Ukraine's sizable Russian-speaking minority won a major victory on Wednesday when a new law was approved that allows the official use of the language in many regions. Critics see the change as a threat to this former Soviet country's identity and its hopes of moving further away from the Russian fold.
The law, signed by Ukrainian President Viktor Yanukovych, leaves Ukrainian as the only state language, but it allows public servants and citizens to file official documentation in Russian at government bodies, courts and other state institutions in the regions where more than 10 percent of residents are Russian speakers.
Russian is spoken predominantly in the east and south of the country, while Ukrainian is spoken in western Ukraine. But Ukrainian has picked up across the country since the nation became independent after the 1991 collapse of the Soviet Union.

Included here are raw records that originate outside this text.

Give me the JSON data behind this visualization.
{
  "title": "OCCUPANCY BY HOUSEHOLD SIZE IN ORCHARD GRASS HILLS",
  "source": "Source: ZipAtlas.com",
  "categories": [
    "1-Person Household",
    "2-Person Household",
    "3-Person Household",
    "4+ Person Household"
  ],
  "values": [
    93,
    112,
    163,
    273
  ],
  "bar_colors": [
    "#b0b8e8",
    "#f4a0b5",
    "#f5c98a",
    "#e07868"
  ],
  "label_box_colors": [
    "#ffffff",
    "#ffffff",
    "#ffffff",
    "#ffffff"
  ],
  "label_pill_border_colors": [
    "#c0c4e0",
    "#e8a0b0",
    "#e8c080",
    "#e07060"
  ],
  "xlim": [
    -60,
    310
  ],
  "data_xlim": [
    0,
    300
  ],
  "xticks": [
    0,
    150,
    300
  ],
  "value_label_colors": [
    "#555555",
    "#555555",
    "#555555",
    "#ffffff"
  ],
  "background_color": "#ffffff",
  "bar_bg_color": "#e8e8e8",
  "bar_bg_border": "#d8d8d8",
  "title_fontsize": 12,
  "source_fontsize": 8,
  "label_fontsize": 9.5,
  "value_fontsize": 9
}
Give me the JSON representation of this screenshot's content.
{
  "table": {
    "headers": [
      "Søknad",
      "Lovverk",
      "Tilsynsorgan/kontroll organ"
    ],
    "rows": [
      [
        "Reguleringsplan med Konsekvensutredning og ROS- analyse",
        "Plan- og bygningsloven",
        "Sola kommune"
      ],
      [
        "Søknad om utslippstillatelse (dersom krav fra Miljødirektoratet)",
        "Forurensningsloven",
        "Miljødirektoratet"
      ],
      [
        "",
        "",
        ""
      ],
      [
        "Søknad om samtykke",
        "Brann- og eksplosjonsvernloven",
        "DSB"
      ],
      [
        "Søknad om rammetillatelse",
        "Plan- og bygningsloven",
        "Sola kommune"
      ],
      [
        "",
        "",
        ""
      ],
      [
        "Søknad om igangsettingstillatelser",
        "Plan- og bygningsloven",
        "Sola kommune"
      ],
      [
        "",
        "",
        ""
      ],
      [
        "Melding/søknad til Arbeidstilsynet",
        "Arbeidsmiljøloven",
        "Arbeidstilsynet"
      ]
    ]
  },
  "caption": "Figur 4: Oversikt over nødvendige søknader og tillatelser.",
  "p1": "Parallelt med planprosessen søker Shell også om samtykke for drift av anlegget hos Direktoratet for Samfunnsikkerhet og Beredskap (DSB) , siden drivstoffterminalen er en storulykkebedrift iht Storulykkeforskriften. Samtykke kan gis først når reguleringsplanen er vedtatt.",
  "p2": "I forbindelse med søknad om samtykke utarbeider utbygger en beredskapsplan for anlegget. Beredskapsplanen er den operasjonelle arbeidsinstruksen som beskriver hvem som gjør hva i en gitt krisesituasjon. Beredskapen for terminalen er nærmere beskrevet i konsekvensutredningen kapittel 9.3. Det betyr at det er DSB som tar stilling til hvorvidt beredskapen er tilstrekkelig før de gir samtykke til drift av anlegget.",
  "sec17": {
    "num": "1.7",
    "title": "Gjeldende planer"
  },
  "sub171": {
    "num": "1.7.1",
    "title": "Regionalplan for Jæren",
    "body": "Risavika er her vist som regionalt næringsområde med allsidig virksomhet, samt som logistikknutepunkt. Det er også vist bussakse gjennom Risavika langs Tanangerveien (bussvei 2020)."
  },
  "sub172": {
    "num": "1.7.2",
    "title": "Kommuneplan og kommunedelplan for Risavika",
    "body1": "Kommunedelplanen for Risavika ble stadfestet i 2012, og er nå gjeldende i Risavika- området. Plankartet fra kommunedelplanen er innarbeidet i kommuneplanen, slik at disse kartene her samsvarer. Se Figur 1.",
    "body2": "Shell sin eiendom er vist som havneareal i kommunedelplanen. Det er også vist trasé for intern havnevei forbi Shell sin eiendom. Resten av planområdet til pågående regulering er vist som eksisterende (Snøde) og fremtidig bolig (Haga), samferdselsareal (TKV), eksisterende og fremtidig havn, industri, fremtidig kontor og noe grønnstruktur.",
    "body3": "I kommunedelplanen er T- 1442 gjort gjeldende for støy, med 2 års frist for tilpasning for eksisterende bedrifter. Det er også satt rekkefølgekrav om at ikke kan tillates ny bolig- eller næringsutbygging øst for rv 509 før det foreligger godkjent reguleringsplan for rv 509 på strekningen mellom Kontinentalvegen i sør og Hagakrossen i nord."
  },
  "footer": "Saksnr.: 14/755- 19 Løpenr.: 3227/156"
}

According to a 2001 census, 68 percent of Ukrainians name Ukrainian their native tongue, while 30 percent said it was Russian. Another census is scheduled for next year.
Opponents say the law could upset Ukraine's fragile linguistic balance by removing incentives for millions of Russian-speaking Ukrainians to learn to speak and write Ukrainian.
Critics also fear the law will push Ukraine closer to Russia and away from the West. Some have called the law a cheap ploy by Yanukovych to win votes in the Russian-speaking east, his support base, ahead of October's parliamentary election.
Pro-Western opposition forces led by jailed former Prime Minister Yulia Tymoshenko vowed to annul the "anti-Ukrainian law" and bring Yanukovych to justice. Her party also protested a decision by election officials to ban Tymoshenko and her jailed former Interior Minister Yuri Lutsenko, from running in the election.
The legislation that Parliament approved regarding the Russian language caused violent brawls among lawmakers and during street rallies, and Yanukovych's move will likely fuel further protests.
In an apparent attempt to assuage his critics, Yanukovych also set up a body to promote the use of Ukrainian.